Я пораженно взглянул на сыщика. Невероятное самообладание или безумство храбрых?

Краем глаза я заметил, что рисунок постепенно погружается в «камень», словно растворяясь в черной субстанции. Еще несколько секунд — и он исчез, но на его месте тут же появилось изображение… стимходки.

На мгновение мы позабыли о том, что жизни Ханжина угрожает опасность, настолько невероятным было превращение рисунка.
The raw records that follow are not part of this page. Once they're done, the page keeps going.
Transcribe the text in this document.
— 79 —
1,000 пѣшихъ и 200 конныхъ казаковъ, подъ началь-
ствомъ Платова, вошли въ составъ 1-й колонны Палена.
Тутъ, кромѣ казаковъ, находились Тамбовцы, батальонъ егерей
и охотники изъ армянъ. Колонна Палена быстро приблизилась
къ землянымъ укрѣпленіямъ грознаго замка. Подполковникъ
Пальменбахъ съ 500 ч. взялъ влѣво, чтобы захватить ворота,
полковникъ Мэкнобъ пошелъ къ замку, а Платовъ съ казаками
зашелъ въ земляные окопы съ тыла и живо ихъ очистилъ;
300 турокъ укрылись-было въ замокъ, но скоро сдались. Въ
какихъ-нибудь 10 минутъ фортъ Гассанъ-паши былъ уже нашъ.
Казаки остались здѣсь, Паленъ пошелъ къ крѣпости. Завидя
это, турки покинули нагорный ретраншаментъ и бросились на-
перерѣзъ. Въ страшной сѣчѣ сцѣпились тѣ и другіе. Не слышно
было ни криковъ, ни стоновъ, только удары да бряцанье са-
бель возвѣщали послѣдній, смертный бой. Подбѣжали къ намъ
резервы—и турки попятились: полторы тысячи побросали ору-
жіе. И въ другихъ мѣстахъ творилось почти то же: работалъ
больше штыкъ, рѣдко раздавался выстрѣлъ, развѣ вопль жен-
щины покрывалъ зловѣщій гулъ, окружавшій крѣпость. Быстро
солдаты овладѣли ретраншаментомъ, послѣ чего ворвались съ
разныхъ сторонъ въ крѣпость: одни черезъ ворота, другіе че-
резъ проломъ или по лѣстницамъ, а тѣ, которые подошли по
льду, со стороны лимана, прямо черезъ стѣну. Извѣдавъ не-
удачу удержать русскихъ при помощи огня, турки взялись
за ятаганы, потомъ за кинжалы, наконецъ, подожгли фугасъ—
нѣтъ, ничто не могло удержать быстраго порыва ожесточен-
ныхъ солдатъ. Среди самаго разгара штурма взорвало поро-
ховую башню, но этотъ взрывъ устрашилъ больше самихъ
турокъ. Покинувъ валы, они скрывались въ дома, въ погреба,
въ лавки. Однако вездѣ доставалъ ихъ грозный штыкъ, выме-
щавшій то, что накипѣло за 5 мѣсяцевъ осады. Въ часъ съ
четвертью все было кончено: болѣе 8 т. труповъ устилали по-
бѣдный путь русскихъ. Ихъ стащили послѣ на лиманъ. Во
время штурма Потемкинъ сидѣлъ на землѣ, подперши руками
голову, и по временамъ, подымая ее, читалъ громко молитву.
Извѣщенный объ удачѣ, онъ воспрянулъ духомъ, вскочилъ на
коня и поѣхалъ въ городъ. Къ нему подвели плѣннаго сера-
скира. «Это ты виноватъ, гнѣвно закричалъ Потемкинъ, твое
Потом стимходка растворилась так же, как и Глинько, и вновь проявившиеся линии сложились теперь в силуэт женщины… Марыся! Я был уверен в этом; очертания фигуры молодой женщины легко угадывались и, главное, походили на те, что были запечатлены на ее портрете над камином в большой зале усадьбы.

Новая смена рисунка, и на черной поверхности появилось изображение мельницы… затем — снова Глинько, опять Марыся, и снова мельница.

Ханжин, пыхтя от напряжения, выдавил:

— Брянцев, вы понимаете, о чем это говорит? Глинько — Марыся — мельница… Нам во что бы там ни было нужно пробраться к чертовой молотилке. Я уверен, все ключи к разгадке находятся там!

Он сумасшедший, с отчаянием подумал я, продолжая без особой пользы тянуть Ханжина за руку.

— Да отпустите же вы меня! Вы что, не видите?! — Сыщик вытянул подбородок в сторону рисунка, который теперь показывал… самого Ханжина (по крайней мере, мне очень хотелось так считать), погрузившегося по колени в «смолу». Следующим было изображение моего напарника в какой-то овальной штуковине наподобие большого яйца, застрявшей в некоей стене. Штуковина плавно превратилась в мельницу, затем снова в Глинька, и снова — в Марысю.

Мои нервы, наконец, не выдержали. Я заорал в полную мощь легких и изо всех сил дернул руку Ханжина — наверное, я повредил бы ему или локоть, или плечо, но, к счастью или нет, потерял равновесие и шлепнулся в «смолу» боком.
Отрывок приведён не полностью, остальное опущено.